明日は幸いにも学校もバイトもなにもない。
「熱測った方がいいんじゃね?」
「うん、でも…たぶんないと思う。ちょっと疲れただけだから」
歯磨きをしてさっさとベッドへと向かう。
それらを見ていた幼馴染が聞いてきた。
「…サイトーさんとなんかあったの?」
「……どうして」
「だって、それしか考えらんないじゃん。今のお前」
その根拠は一体どこからくるのだろう。
けれど、確かに最近の自分はどうも斎藤さん絡みで悩むことが多い気がする。
「……でも、今はいい。なんだか疲れちゃった…」
そうして布団のなかへもぐりこんでいく。
正人にはその華奢な身体がとても弱々しく見えた。
すると突然、けたたましくインターホンが鳴り響いた。
何度も押されるそれに正人が嫌な予感を感じながら、扉を開ける。
「ユリリーン!!大丈夫なの!?色々買ってきたけど、風邪!?インフル!?新手の感染病!?」
「うるっせぇわアホ!百合は寝てんだぞ!?」
「なに!?あんたのがうるっさいわよ!てか、あんたが連絡したんじゃない!
『百合がヤバい』って!焦りもするわそりゃあ!」
「だーかーらーいちいち叫んでんじゃねーよ!この鳥頭!」
「はあ!?現役大学生に言う台詞!?アイドル気取りのナルシストが!」
「気取りじゃなくて、本物だっつーの!!」
二人の怒声が部屋中に響いていたが、幸いにもこのアパートは防音になっているので今のところご近所迷惑にはならなさそうだ。
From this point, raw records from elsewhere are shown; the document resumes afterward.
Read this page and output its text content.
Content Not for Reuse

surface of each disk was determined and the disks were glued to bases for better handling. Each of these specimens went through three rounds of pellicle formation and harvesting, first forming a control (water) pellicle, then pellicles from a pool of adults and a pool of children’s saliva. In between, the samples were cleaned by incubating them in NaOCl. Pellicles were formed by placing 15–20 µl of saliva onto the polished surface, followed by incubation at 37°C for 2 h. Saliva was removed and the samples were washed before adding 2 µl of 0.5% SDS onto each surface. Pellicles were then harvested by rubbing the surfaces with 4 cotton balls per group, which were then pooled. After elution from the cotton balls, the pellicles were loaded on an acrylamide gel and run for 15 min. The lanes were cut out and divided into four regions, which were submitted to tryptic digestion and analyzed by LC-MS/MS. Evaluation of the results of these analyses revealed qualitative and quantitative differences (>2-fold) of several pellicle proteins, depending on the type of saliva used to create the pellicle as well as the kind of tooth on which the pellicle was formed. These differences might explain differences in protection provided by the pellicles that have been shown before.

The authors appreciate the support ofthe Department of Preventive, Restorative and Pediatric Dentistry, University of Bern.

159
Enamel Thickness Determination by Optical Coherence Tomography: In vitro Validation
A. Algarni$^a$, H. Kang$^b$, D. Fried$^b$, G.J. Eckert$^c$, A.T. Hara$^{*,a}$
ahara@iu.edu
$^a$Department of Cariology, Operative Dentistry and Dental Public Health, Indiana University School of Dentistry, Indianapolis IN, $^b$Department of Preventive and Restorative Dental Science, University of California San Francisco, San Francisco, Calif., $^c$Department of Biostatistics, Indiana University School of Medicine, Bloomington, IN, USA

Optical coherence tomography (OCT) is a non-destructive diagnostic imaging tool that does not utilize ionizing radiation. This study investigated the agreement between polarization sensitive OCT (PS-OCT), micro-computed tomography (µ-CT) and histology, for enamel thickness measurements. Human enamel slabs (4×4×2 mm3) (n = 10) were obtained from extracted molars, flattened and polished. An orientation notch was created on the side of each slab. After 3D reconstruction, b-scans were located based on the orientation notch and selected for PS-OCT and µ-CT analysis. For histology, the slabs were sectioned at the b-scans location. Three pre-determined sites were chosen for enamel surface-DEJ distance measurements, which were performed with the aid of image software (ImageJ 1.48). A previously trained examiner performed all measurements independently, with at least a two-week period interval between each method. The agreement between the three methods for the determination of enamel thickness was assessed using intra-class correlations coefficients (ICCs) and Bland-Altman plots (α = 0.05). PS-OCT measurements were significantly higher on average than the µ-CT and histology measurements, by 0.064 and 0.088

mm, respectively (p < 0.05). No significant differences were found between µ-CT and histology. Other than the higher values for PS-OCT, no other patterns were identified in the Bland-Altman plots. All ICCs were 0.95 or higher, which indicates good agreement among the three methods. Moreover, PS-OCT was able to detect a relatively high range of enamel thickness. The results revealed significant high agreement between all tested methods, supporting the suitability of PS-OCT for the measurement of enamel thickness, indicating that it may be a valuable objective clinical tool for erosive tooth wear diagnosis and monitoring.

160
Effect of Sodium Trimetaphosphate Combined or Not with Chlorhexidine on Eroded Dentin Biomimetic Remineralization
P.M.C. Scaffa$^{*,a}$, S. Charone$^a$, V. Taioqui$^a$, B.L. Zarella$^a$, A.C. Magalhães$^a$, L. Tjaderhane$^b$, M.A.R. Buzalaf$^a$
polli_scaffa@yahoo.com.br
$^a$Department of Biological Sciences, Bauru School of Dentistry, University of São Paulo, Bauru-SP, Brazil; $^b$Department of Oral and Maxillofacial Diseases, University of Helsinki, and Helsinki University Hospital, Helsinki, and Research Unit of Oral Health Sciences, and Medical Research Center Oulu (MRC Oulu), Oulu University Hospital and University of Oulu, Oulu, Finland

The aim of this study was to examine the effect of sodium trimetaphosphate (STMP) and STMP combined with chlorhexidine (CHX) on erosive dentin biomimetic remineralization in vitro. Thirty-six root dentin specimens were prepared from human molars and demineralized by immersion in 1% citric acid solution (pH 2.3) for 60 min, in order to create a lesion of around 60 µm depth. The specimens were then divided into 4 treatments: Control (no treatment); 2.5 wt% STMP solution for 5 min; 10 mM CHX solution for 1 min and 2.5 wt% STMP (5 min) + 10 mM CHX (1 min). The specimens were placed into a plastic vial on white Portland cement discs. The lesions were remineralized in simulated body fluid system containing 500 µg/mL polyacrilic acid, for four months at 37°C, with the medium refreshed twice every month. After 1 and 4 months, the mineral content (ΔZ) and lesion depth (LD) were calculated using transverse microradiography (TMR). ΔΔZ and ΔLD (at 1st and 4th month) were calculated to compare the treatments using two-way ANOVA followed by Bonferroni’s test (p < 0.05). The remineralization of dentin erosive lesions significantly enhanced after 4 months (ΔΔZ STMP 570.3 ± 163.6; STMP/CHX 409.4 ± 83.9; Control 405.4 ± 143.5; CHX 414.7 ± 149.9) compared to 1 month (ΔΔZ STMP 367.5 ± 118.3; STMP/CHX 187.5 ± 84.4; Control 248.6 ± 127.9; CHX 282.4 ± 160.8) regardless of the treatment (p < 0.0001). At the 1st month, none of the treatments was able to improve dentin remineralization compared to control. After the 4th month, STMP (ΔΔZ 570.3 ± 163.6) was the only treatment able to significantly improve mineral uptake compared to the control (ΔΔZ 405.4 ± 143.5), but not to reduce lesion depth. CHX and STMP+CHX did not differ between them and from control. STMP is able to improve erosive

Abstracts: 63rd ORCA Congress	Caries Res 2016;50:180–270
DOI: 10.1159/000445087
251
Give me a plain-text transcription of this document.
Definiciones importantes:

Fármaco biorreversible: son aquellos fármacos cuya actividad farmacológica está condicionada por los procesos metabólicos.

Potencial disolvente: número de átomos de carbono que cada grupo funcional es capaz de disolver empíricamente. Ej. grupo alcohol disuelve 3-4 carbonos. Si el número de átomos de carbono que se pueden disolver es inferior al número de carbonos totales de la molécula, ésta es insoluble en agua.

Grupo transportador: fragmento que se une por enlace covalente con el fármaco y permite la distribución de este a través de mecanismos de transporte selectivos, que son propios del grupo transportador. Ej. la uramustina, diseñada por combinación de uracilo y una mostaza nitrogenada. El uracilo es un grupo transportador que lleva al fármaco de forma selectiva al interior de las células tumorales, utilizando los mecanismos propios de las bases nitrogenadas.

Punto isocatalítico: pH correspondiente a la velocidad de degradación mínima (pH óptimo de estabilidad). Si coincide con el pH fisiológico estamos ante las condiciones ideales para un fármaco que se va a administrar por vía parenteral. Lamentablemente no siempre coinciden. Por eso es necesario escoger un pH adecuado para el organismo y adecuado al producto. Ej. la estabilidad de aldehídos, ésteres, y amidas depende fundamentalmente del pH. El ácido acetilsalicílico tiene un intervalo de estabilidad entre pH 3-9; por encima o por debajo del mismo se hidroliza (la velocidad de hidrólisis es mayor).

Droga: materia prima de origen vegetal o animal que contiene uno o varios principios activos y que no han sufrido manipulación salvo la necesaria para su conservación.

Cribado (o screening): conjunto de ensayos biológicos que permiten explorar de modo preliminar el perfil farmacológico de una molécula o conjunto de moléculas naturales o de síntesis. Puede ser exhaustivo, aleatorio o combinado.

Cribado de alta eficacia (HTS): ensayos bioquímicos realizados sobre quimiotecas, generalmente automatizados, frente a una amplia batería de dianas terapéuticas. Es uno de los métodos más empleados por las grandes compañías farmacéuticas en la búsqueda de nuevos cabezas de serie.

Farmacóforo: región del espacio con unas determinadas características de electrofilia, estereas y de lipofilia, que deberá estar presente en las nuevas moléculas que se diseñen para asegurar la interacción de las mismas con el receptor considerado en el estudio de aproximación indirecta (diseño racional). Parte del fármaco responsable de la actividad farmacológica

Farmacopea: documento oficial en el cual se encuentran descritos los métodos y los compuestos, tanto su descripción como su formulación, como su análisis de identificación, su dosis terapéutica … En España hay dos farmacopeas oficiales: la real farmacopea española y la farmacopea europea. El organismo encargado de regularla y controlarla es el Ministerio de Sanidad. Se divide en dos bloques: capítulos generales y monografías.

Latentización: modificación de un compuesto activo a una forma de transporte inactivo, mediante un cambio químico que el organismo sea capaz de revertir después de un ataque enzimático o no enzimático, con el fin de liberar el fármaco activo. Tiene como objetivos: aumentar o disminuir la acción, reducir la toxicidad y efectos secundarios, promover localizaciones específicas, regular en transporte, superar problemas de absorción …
それだけ安心すると、二人の怒声があるなか百合は眠りについていった。
***
翌朝、目を覚ますと目の前には友人の田中の顔。
いつの間にか彼女は自分のベッドに潜り込んで、一緒に寝てしまっていたらしい。
心配してくれたのかベッドの下には、薬や風邪にきくような食材が入ったレジ袋があった。
そして、テーブルには一枚の置手紙があった。
『朝から仕事。また様子みにくる』
ぶっきらぼうな字で書かれたそれは幼馴染の書いたものだと直ぐ分かった。
一先ずシャワーを浴びようと、隣で眠る友人を起こさないよう静かに浴室へ向かった。
「お誕生日おめでとう、椿ちゃん」
「ええええ!?ありがとうううう!!」
今日は友人の誕生日。
先日買ったサイン入りのプレゼントを渡すと狂喜乱舞していた。
「ハルナちゃんのサイン!?凄い!え、どうやったの!?」
「……ちょっと知り合って…」
「うわああああやばいよおおおお」
心底嬉しそうな田中を見て、百合もサインを頼んで良かったと思う。
「店長さんのコネとか?あ、サイトーさん?」
「ううん、そうじゃないんだけど…」
斎藤さんの名前を聞くと昨日のことを思いだし、また心に沈みがかかった。
「…なんかあったんだね」
「………うん」
こういったとき本当に頼りになるのは同性の友人だと思う。
女ならではの考え方は女にしかわからないのだから。
「話してよ、全部聞いてるから」
百合の悩みを全て打ち明けてほしいと、田中は言ってくれた。
それから百合は自分が今何を考えているのか、全て打ち明けた。